José A. García dijo...

Dicen que no debemos detener al progreso. ¿O era que no podemos hacerlo?

Saludos y buen fin de semana,

J.

lunaroja dijo...

Realmente ese final es demoledor,pero lamentablemente muy real.
NO sé cuánto más ha de suceder en cuanto al tema medioambiental para que tomemos conciencia de la importancia de ser respetuosos con la tierra que nos acoge.
Muy buen relato José.
Un placer leerte.

Frodo dijo...

Muy bueno J.
qué símbolo el de la tranquera! Nunca lo había enfocado así.
Casi una contradicción entre progreso y tope. Entre civilización y naturaleza

Abrazo!

lanochedemedianoche dijo...

Visitando poetas, te vi y quise conocerte, la sorpresa de tu narración me llego con un golpe directo al corazón, como se van aquellas cosas nuestras que amamos a pesar de que nada nos pertenece, gracias.
Abrazo

Lapislazuli dijo...

Todo cambia, pero vivimos de recuerdos
Un abrazo

Pensando en Haiku, Karin Rosenkranz dijo...

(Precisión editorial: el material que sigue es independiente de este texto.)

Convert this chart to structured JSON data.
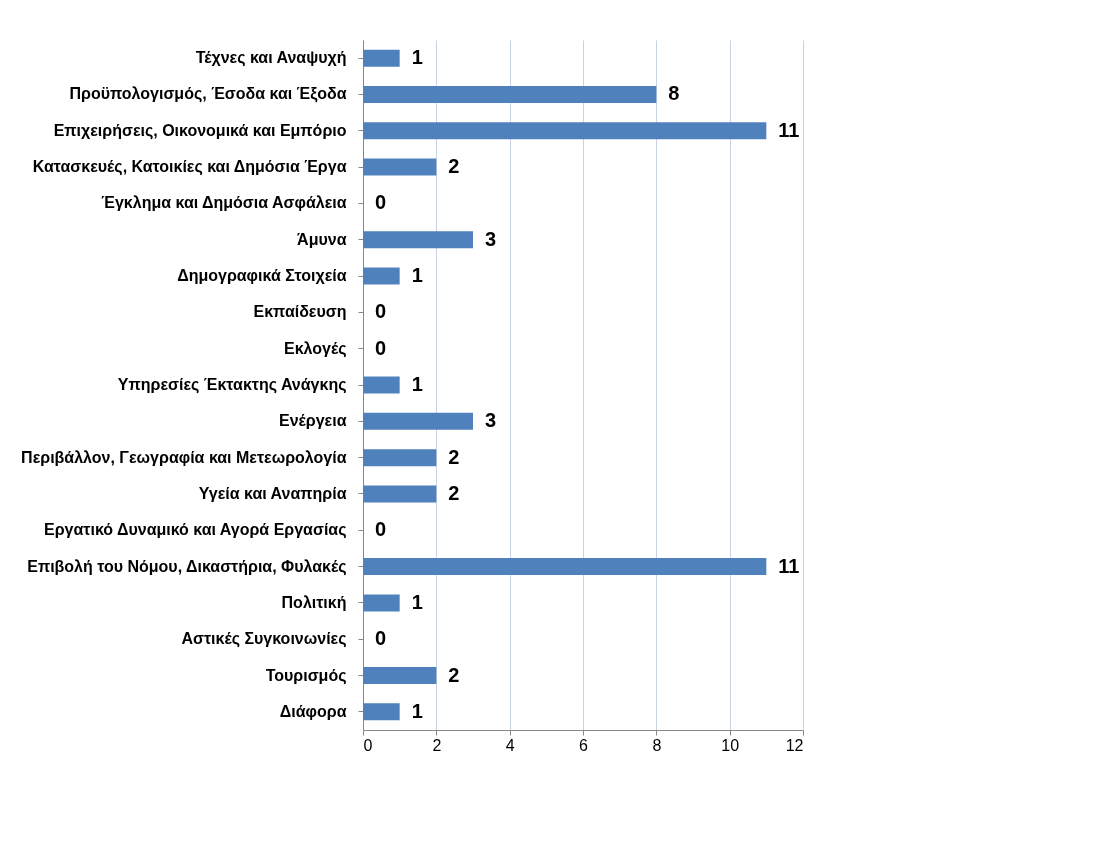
{
  "chart_data": {
    "type": "bar",
    "orientation": "horizontal",
    "categories": [
      "Τέχνες και Αναψυχή",
      "Προϋπολογισμός, Έσοδα και Έξοδα",
      "Επιχειρήσεις, Οικονομικά και Εμπόριο",
      "Κατασκευές, Κατοικίες και Δημόσια Έργα",
      "Έγκλημα και Δημόσια Ασφάλεια",
      "Άμυνα",
      "Δημογραφικά Στοιχεία",
      "Εκπαίδευση",
      "Εκλογές",
      "Υπηρεσίες Έκτακτης Ανάγκης",
      "Ενέργεια",
      "Περιβάλλον, Γεωγραφία και Μετεωρολογία",
      "Υγεία και Αναπηρία",
      "Εργατικό Δυναμικό και Αγορά Εργασίας",
      "Επιβολή του Νόμου, Δικαστήρια, Φυλακές",
      "Πολιτική",
      "Αστικές Συγκοινωνίες",
      "Τουρισμός",
      "Διάφορα"
    ],
    "values": [
      1,
      8,
      11,
      2,
      0,
      3,
      1,
      0,
      0,
      1,
      3,
      2,
      2,
      0,
      11,
      1,
      0,
      2,
      1
    ],
    "color": "#4f81bd",
    "xlim": [
      0,
      12
    ],
    "xticks": [
      0,
      2,
      4,
      6,
      8,
      10,
      12
    ],
    "grid": "x",
    "data_labels": true
  }
}
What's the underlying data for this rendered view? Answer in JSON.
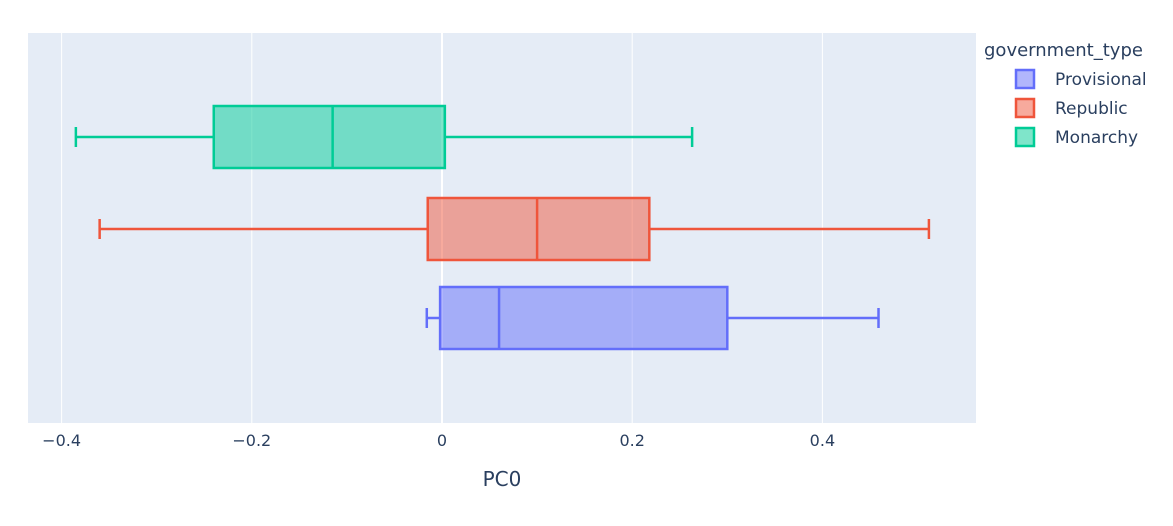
{
  "chart_data": {
    "type": "box",
    "orientation": "horizontal",
    "xlabel": "PC0",
    "xlim": [
      -0.425,
      0.55
    ],
    "x_ticks": [
      -0.4,
      -0.2,
      0,
      0.2,
      0.4
    ],
    "x_tick_labels": [
      "−0.4",
      "−0.2",
      "0",
      "0.2",
      "0.4"
    ],
    "grid": true,
    "legend": {
      "title": "government_type",
      "placement": "top-right"
    },
    "series": [
      {
        "name": "Provisional",
        "color": "#636efa",
        "min": -0.016,
        "q1": -0.002,
        "median": 0.06,
        "q3": 0.3,
        "max": 0.459
      },
      {
        "name": "Republic",
        "color": "#ef553b",
        "min": -0.36,
        "q1": -0.015,
        "median": 0.1,
        "q3": 0.218,
        "max": 0.512
      },
      {
        "name": "Monarchy",
        "color": "#00cc96",
        "min": -0.385,
        "q1": -0.24,
        "median": -0.115,
        "q3": 0.003,
        "max": 0.263
      }
    ]
  }
}
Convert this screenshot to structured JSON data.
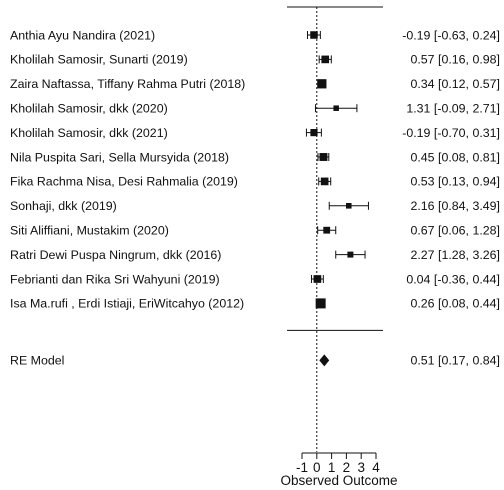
{
  "chart_data": {
    "type": "forest",
    "xlabel": "Observed Outcome",
    "xlim": [
      -1,
      4
    ],
    "x_ticks": [
      -1,
      0,
      1,
      2,
      3,
      4
    ],
    "reference_line": 0,
    "studies": [
      {
        "label": "Anthia Ayu Nandira (2021)",
        "estimate": -0.19,
        "ci_low": -0.63,
        "ci_high": 0.24,
        "text": "-0.19 [-0.63, 0.24]"
      },
      {
        "label": "Kholilah Samosir, Sunarti (2019)",
        "estimate": 0.57,
        "ci_low": 0.16,
        "ci_high": 0.98,
        "text": "0.57 [0.16, 0.98]"
      },
      {
        "label": "Zaira Naftassa, Tiffany Rahma Putri (2018)",
        "estimate": 0.34,
        "ci_low": 0.12,
        "ci_high": 0.57,
        "text": "0.34 [0.12, 0.57]"
      },
      {
        "label": "Kholilah Samosir, dkk (2020)",
        "estimate": 1.31,
        "ci_low": -0.09,
        "ci_high": 2.71,
        "text": "1.31 [-0.09, 2.71]"
      },
      {
        "label": "Kholilah Samosir, dkk (2021)",
        "estimate": -0.19,
        "ci_low": -0.7,
        "ci_high": 0.31,
        "text": "-0.19 [-0.70, 0.31]"
      },
      {
        "label": "Nila Puspita Sari, Sella Mursyida (2018)",
        "estimate": 0.45,
        "ci_low": 0.08,
        "ci_high": 0.81,
        "text": "0.45 [0.08, 0.81]"
      },
      {
        "label": "Fika Rachma Nisa, Desi Rahmalia (2019)",
        "estimate": 0.53,
        "ci_low": 0.13,
        "ci_high": 0.94,
        "text": "0.53 [0.13, 0.94]"
      },
      {
        "label": "Sonhaji, dkk  (2019)",
        "estimate": 2.16,
        "ci_low": 0.84,
        "ci_high": 3.49,
        "text": "2.16 [0.84, 3.49]"
      },
      {
        "label": "Siti Aliffiani, Mustakim (2020)",
        "estimate": 0.67,
        "ci_low": 0.06,
        "ci_high": 1.28,
        "text": "0.67 [0.06, 1.28]"
      },
      {
        "label": "Ratri Dewi Puspa Ningrum, dkk (2016)",
        "estimate": 2.27,
        "ci_low": 1.28,
        "ci_high": 3.26,
        "text": "2.27 [1.28, 3.26]"
      },
      {
        "label": "Febrianti dan Rika Sri Wahyuni (2019)",
        "estimate": 0.04,
        "ci_low": -0.36,
        "ci_high": 0.44,
        "text": "0.04 [-0.36, 0.44]"
      },
      {
        "label": "Isa Ma.rufi , Erdi Istiaji, EriWitcahyo (2012)",
        "estimate": 0.26,
        "ci_low": 0.08,
        "ci_high": 0.44,
        "text": "0.26 [0.08, 0.44]"
      }
    ],
    "summary": {
      "label": "RE Model",
      "estimate": 0.51,
      "ci_low": 0.17,
      "ci_high": 0.84,
      "text": "0.51 [0.17, 0.84]"
    }
  }
}
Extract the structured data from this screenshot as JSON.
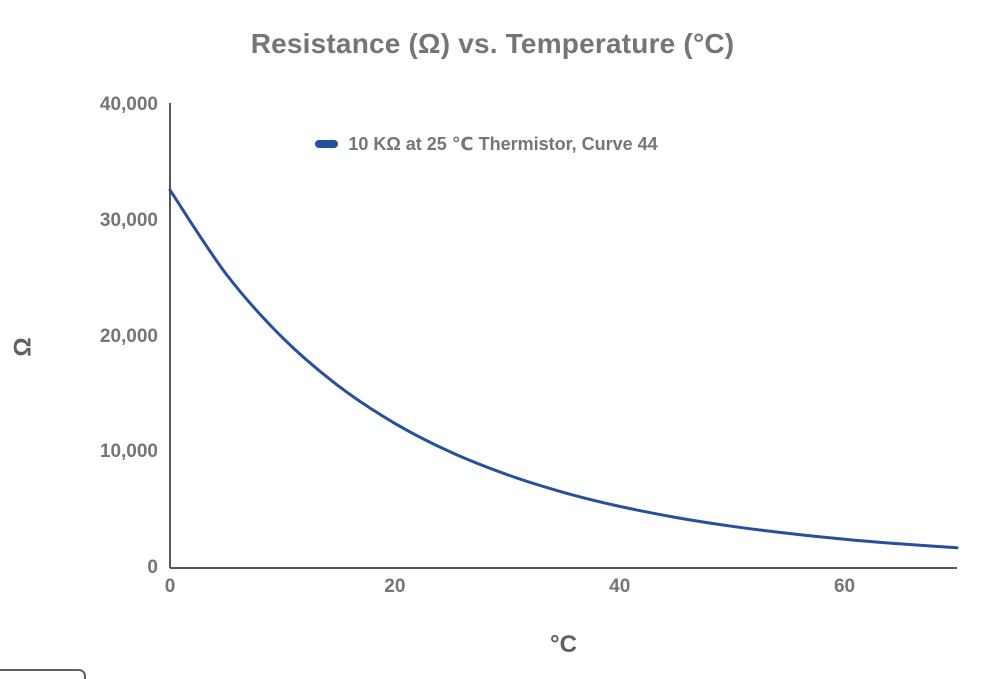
{
  "chart_data": {
    "type": "line",
    "title": "Resistance (Ω) vs. Temperature (°C)",
    "xlabel": "°C",
    "ylabel": "Ω",
    "xlim": [
      0,
      70
    ],
    "ylim": [
      0,
      40000
    ],
    "x_tick_values": [
      0,
      20,
      40,
      60
    ],
    "x_tick_labels": [
      "0",
      "20",
      "40",
      "60"
    ],
    "y_tick_values": [
      0,
      10000,
      20000,
      30000,
      40000
    ],
    "y_tick_labels": [
      "0",
      "10,000",
      "20,000",
      "30,000",
      "40,000"
    ],
    "grid": false,
    "legend_position": "top-center-inside-plot",
    "axis_color": "#565656",
    "text_color": "#757575",
    "series": [
      {
        "name": "10 KΩ at 25 ℃ Thermistor, Curve 44",
        "color": "#26509b",
        "x": [
          0,
          5,
          10,
          15,
          20,
          25,
          30,
          35,
          40,
          45,
          50,
          55,
          60,
          65,
          70
        ],
        "values": [
          32650,
          25395,
          19903,
          15714,
          12493,
          10000,
          8057,
          6530,
          5325,
          4367,
          3601,
          2986,
          2487,
          2082,
          1752
        ]
      }
    ]
  },
  "decorations": {
    "partial_button_outline_color": "#606060"
  }
}
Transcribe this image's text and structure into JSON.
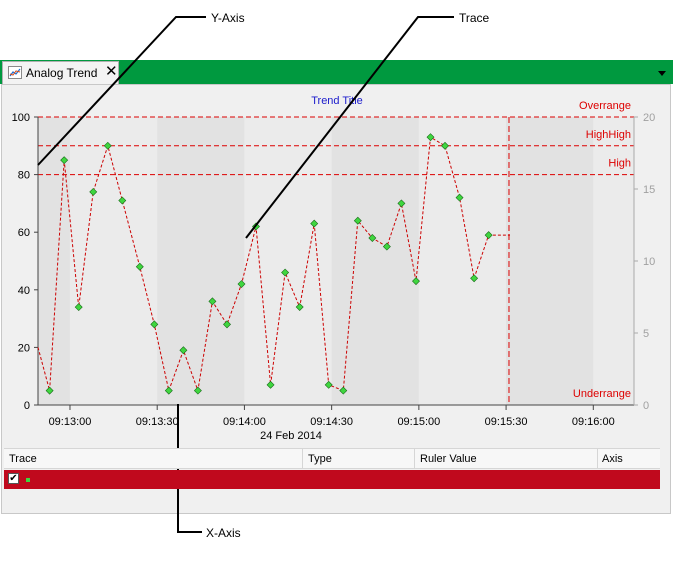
{
  "callouts": {
    "y_axis": "Y-Axis",
    "trace": "Trace",
    "x_axis": "X-Axis"
  },
  "tab": {
    "label": "Analog Trend",
    "close_glyph": "✕",
    "icon": "trend-chart-icon",
    "menu_icon": "chevron-down-icon"
  },
  "colors": {
    "tab_strip": "#00993f",
    "trace": "#cc0000",
    "marker": "#3fd63f",
    "limit": "#dd0000",
    "title": "#1a1acc",
    "row_highlight": "#c0091d"
  },
  "chart_data": {
    "type": "line",
    "title": "Trend Title",
    "x_label": "24 Feb 2014",
    "x_ticks": [
      "09:13:00",
      "09:13:30",
      "09:14:00",
      "09:14:30",
      "09:15:00",
      "09:15:30",
      "09:16:00"
    ],
    "xlim": [
      "09:12:49",
      "09:16:14"
    ],
    "y_ticks": [
      "100",
      "80",
      "60",
      "40",
      "20",
      "0"
    ],
    "ylim": [
      0,
      100
    ],
    "y2_ticks": [
      "20",
      "15",
      "10",
      "5",
      "0"
    ],
    "y2lim": [
      0,
      20
    ],
    "grid": false,
    "cursor_time": "09:15:31",
    "limits": [
      {
        "name": "Overrange",
        "value": 100
      },
      {
        "name": "HighHigh",
        "value": 90
      },
      {
        "name": "High",
        "value": 80
      },
      {
        "name": "Underrange",
        "value": 0
      }
    ],
    "series": [
      {
        "x": [
          "09:12:49",
          "09:12:53",
          "09:12:58",
          "09:13:03",
          "09:13:08",
          "09:13:13",
          "09:13:18",
          "09:13:24",
          "09:13:29",
          "09:13:34",
          "09:13:39",
          "09:13:44",
          "09:13:49",
          "09:13:54",
          "09:13:59",
          "09:14:04",
          "09:14:09",
          "09:14:14",
          "09:14:19",
          "09:14:24",
          "09:14:29",
          "09:14:34",
          "09:14:39",
          "09:14:44",
          "09:14:49",
          "09:14:54",
          "09:14:59",
          "09:15:04",
          "09:15:09",
          "09:15:14",
          "09:15:19",
          "09:15:24",
          "09:15:31"
        ],
        "y": [
          20,
          5,
          85,
          34,
          74,
          90,
          71,
          48,
          28,
          5,
          19,
          5,
          36,
          28,
          42,
          62,
          7,
          46,
          34,
          63,
          7,
          5,
          64,
          58,
          55,
          70,
          43,
          93,
          90,
          72,
          44,
          59,
          59
        ]
      }
    ]
  },
  "table": {
    "columns": [
      "Trace",
      "Type",
      "Ruler Value",
      "Axis"
    ],
    "rows": [
      {
        "checked": "✔",
        "trace": "",
        "type": "",
        "ruler_value": "",
        "axis": ""
      }
    ]
  }
}
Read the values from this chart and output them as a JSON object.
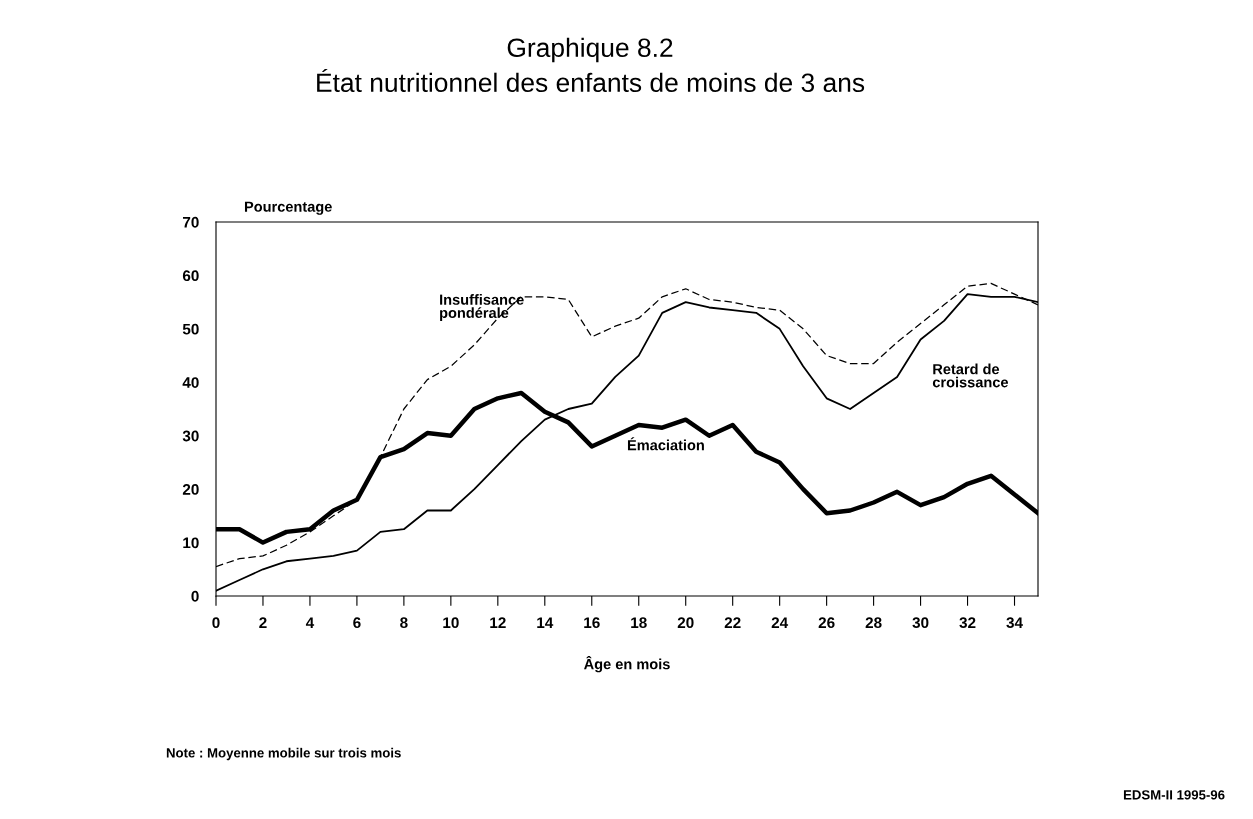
{
  "chart_data": {
    "type": "line",
    "title": "Graphique 8.2",
    "subtitle": "État nutritionnel des enfants de moins de 3 ans",
    "xlabel": "Âge en mois",
    "ylabel": "Pourcentage",
    "x": [
      0,
      1,
      2,
      3,
      4,
      5,
      6,
      7,
      8,
      9,
      10,
      11,
      12,
      13,
      14,
      15,
      16,
      17,
      18,
      19,
      20,
      21,
      22,
      23,
      24,
      25,
      26,
      27,
      28,
      29,
      30,
      31,
      32,
      33,
      34,
      35
    ],
    "series": [
      {
        "name": "Émaciation",
        "color": "#000000",
        "line_style": "solid",
        "values": [
          12.5,
          12.5,
          10,
          12,
          12.5,
          16,
          18,
          26,
          27.5,
          30.5,
          30,
          35,
          37,
          38,
          34.5,
          32.5,
          28,
          30,
          32,
          31.5,
          33,
          30,
          32,
          27,
          25,
          20,
          15.5,
          16,
          17.5,
          19.5,
          17,
          18.5,
          21,
          22.5,
          19,
          15.5
        ]
      },
      {
        "name": "Retard de croissance",
        "color": "#000000",
        "line_style": "solid",
        "values": [
          1,
          3,
          5,
          6.5,
          7,
          7.5,
          8.5,
          12,
          12.5,
          16,
          16,
          20,
          24.5,
          29,
          33,
          35,
          36,
          41,
          45,
          53,
          55,
          54,
          53.5,
          53,
          50,
          43,
          37,
          35,
          38,
          41,
          48,
          51.5,
          56.5,
          56,
          56,
          55
        ]
      },
      {
        "name": "Insuffisance pondérale",
        "color": "#000000",
        "line_style": "dashed",
        "values": [
          5.5,
          7,
          7.5,
          9.5,
          12,
          15,
          18,
          26,
          35,
          40.5,
          43,
          47,
          52,
          56,
          56,
          55.5,
          48.5,
          50.5,
          52,
          56,
          57.5,
          55.5,
          55,
          54,
          53.5,
          50,
          45,
          43.5,
          43.5,
          47.5,
          51,
          54.5,
          58,
          58.5,
          56.5,
          54.5
        ]
      }
    ],
    "annotations": [
      "Note : Moyenne mobile sur trois mois",
      "EDSM-II 1995-96"
    ],
    "xlim": [
      0,
      35
    ],
    "xticks": [
      0,
      2,
      4,
      6,
      8,
      10,
      12,
      14,
      16,
      18,
      20,
      22,
      24,
      26,
      28,
      30,
      32,
      34
    ],
    "ylim": [
      0,
      70
    ],
    "yticks": [
      0,
      10,
      20,
      30,
      40,
      50,
      60,
      70
    ],
    "grid": false,
    "legend": false
  }
}
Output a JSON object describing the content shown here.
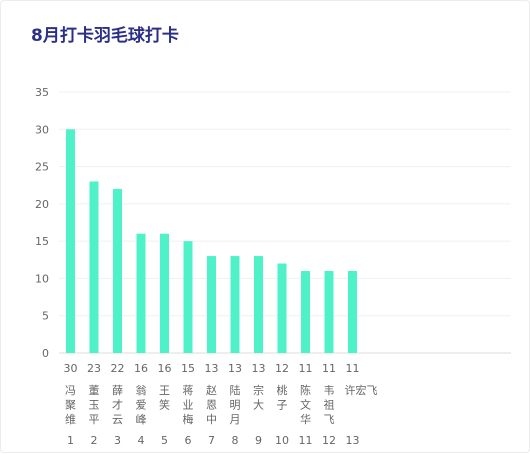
{
  "header": {
    "title": "8月打卡羽毛球打卡"
  },
  "chart_data": {
    "type": "bar",
    "title": "8月打卡羽毛球打卡",
    "xlabel": "",
    "ylabel": "",
    "ylim": [
      0,
      35
    ],
    "yticks": [
      0,
      5,
      10,
      15,
      20,
      25,
      30,
      35
    ],
    "grid": true,
    "bar_color": "#4ff2c8",
    "categories": [
      "冯聚维",
      "董玉平",
      "薛才云",
      "翁爱峰",
      "王笑",
      "蒋业梅",
      "赵恩中",
      "陆明月",
      "宗大",
      "桃子",
      "陈文华",
      "韦祖飞",
      "许宏飞"
    ],
    "values": [
      30,
      23,
      22,
      16,
      16,
      15,
      13,
      13,
      13,
      12,
      11,
      11,
      11
    ],
    "value_labels": [
      "30",
      "23",
      "22",
      "16",
      "16",
      "15",
      "13",
      "13",
      "13",
      "12",
      "11",
      "11",
      "11"
    ],
    "rank_labels": [
      "1",
      "2",
      "3",
      "4",
      "5",
      "6",
      "7",
      "8",
      "9",
      "10",
      "11",
      "12",
      "13"
    ]
  }
}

Creo que el progreso es inevitable. Hay cosas que no podemos detener.
Saludos

Recomenzar dijo...

Te Leo y disfruto lo que leo...
No soy buena haciendo
reseña de nada
ni nadie
saludos

taty dijo...

La vida es así, sin adornos. Las ensoñaciones las añadimos nosotros como mecanismo de defensa, al menos en mi caso.

Saludos.

José A. García dijo...

Gracias por sus comentarios y visitas.

Nos leemos,

J.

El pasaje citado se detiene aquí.